The number that gets thrown around with regard to the "decision to incision" time for an emergency c/s is actually 17 minutes. Its based on a very small study. Certainly not a strong enough study to warrent such a drastic change in national obstetrical practice but it does have the advantage of making it easier for the obstetrical community to get what they really want which is complete control over the process (that's why, in general, they can't give up induction unless its in favor of elective c/s). If its reasonable to require a 17 minute rule for VBACs then it ought to be reasonable to require it for all births -- because an abruption is just as catastrophic as a rupture (actually, they are much the same thing) and happens about as often. Same with cord prolapse.

The fact of the matter is, and we really don't like to think about it, if you have a catastrophic rupture (not all ruptures are catastrophic, by the way) then your baby might die no matter where you are and no matter how quickly you get to surgery. Being able to have surgery within 17 minutes might save your baby but it might not -- what it *will* do is make it harder for you to successfully sue your OB for malpractice because if he got that baby out within 17 minutes, he can say he did everything according to the latest research, according to ACOGs most recent guidelines and there's nothing more that could be done. Act of God.

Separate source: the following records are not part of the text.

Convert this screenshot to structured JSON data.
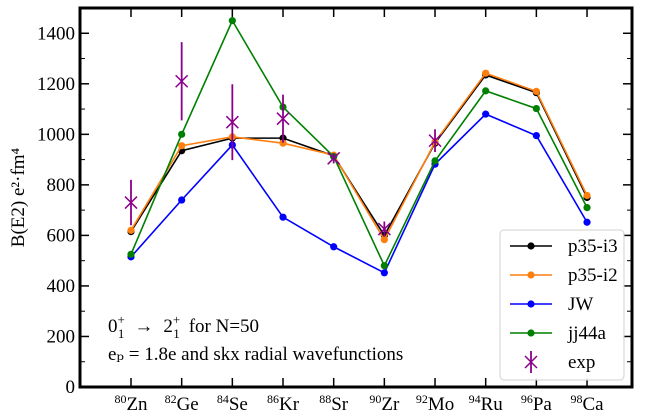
{
  "chart_data": {
    "type": "line",
    "ylabel": "B(E2) e²·fm⁴",
    "ylim": [
      0,
      1500
    ],
    "yticks": [
      0,
      200,
      400,
      600,
      800,
      1000,
      1200,
      1400
    ],
    "categories": [
      {
        "mass": "80",
        "symbol": "Zn"
      },
      {
        "mass": "82",
        "symbol": "Ge"
      },
      {
        "mass": "84",
        "symbol": "Se"
      },
      {
        "mass": "86",
        "symbol": "Kr"
      },
      {
        "mass": "88",
        "symbol": "Sr"
      },
      {
        "mass": "90",
        "symbol": "Zr"
      },
      {
        "mass": "92",
        "symbol": "Mo"
      },
      {
        "mass": "94",
        "symbol": "Ru"
      },
      {
        "mass": "96",
        "symbol": "Pa"
      },
      {
        "mass": "98",
        "symbol": "Ca"
      }
    ],
    "series": [
      {
        "name": "p35-i3",
        "color": "#000000",
        "values": [
          615,
          935,
          985,
          985,
          915,
          600,
          965,
          1235,
          1165,
          750
        ]
      },
      {
        "name": "p35-i2",
        "color": "#ff7f0e",
        "values": [
          620,
          955,
          990,
          965,
          918,
          583,
          970,
          1242,
          1170,
          758
        ]
      },
      {
        "name": "JW",
        "color": "#0000ff",
        "values": [
          515,
          740,
          958,
          672,
          555,
          452,
          882,
          1080,
          995,
          652
        ]
      },
      {
        "name": "jj44a",
        "color": "#008000",
        "values": [
          525,
          1000,
          1450,
          1108,
          912,
          480,
          895,
          1172,
          1102,
          710
        ]
      }
    ],
    "experiment": {
      "name": "exp",
      "color": "#8b008b",
      "points": [
        {
          "index": 0,
          "value": 730,
          "err": 90
        },
        {
          "index": 1,
          "value": 1210,
          "err": 155
        },
        {
          "index": 2,
          "value": 1048,
          "err": 150
        },
        {
          "index": 3,
          "value": 1062,
          "err": 95
        },
        {
          "index": 4,
          "value": 905,
          "err": 20
        },
        {
          "index": 5,
          "value": 625,
          "err": 30
        },
        {
          "index": 6,
          "value": 975,
          "err": 45
        }
      ]
    },
    "annotation": {
      "line1_state_from": "0",
      "line1_state_from_sub": "1",
      "line1_state_from_sup": "+",
      "line1_arrow": "→",
      "line1_state_to": "2",
      "line1_state_to_sub": "1",
      "line1_state_to_sup": "+",
      "line1_suffix": "for N=50",
      "line2": "eₚ = 1.8e and skx radial wavefunctions"
    },
    "legend_position": "lower-right",
    "grid": false
  }
}
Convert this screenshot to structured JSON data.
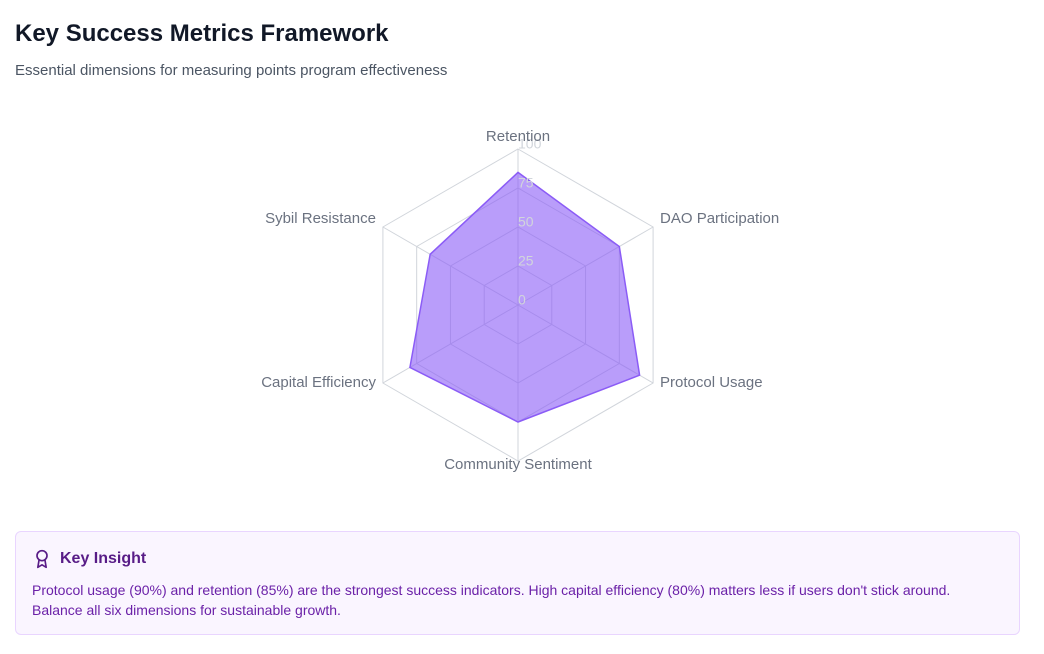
{
  "header": {
    "title": "Key Success Metrics Framework",
    "subtitle": "Essential dimensions for measuring points program effectiveness"
  },
  "chart_data": {
    "type": "radar",
    "categories": [
      "Retention",
      "DAO Participation",
      "Protocol Usage",
      "Community Sentiment",
      "Capital Efficiency",
      "Sybil Resistance"
    ],
    "values": [
      85,
      75,
      90,
      75,
      80,
      65
    ],
    "color": "#8b5cf6",
    "ylim": [
      0,
      100
    ],
    "yticks": [
      0,
      25,
      50,
      75,
      100
    ],
    "grid": true
  },
  "insight": {
    "title": "Key Insight",
    "text": "Protocol usage (90%) and retention (85%) are the strongest success indicators. High capital efficiency (80%) matters less if users don't stick around. Balance all six dimensions for sustainable growth."
  }
}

The other thing the 17 minute rule does is significantly reduce the pool of women "eligable" for a VBAC and that is viewed as a good thing by the obstetrical community -- no one gets sued for the c/s they did, just the c/s they didn't do. The only thing that has changed about VBAC is how its managed and the politics surrounding it. A non-medicated VBAC now is just as safe as it was 20 years ago -- the increased risk is iatrogenic for the mom and babe and legal for the OB. There have been some spectacular lawsuits over uterine ruptures and deaths of babies and some of the very vocal early proponants of VBAC have done 180 degree turns on the issue and now recommend up to a 50% c/s rate in this country!

Sadly, I suspect the cesarean rate in N. America *will* approach that and then when mothers and babies start dying because of c/s complications, the pendulum will swing back. But really, when it comes down to it, if VBAC was safer than a repeat c/s the first time you did it, it continues to be safer now, as long as you don't increase your risks by allowing certain procedures/interventions to happen. By informing you of the all the "risk and recent findings", your OB is actually informing you of the increased risk HE is taking by attending a VBAC, especially if he plans on inducing you again.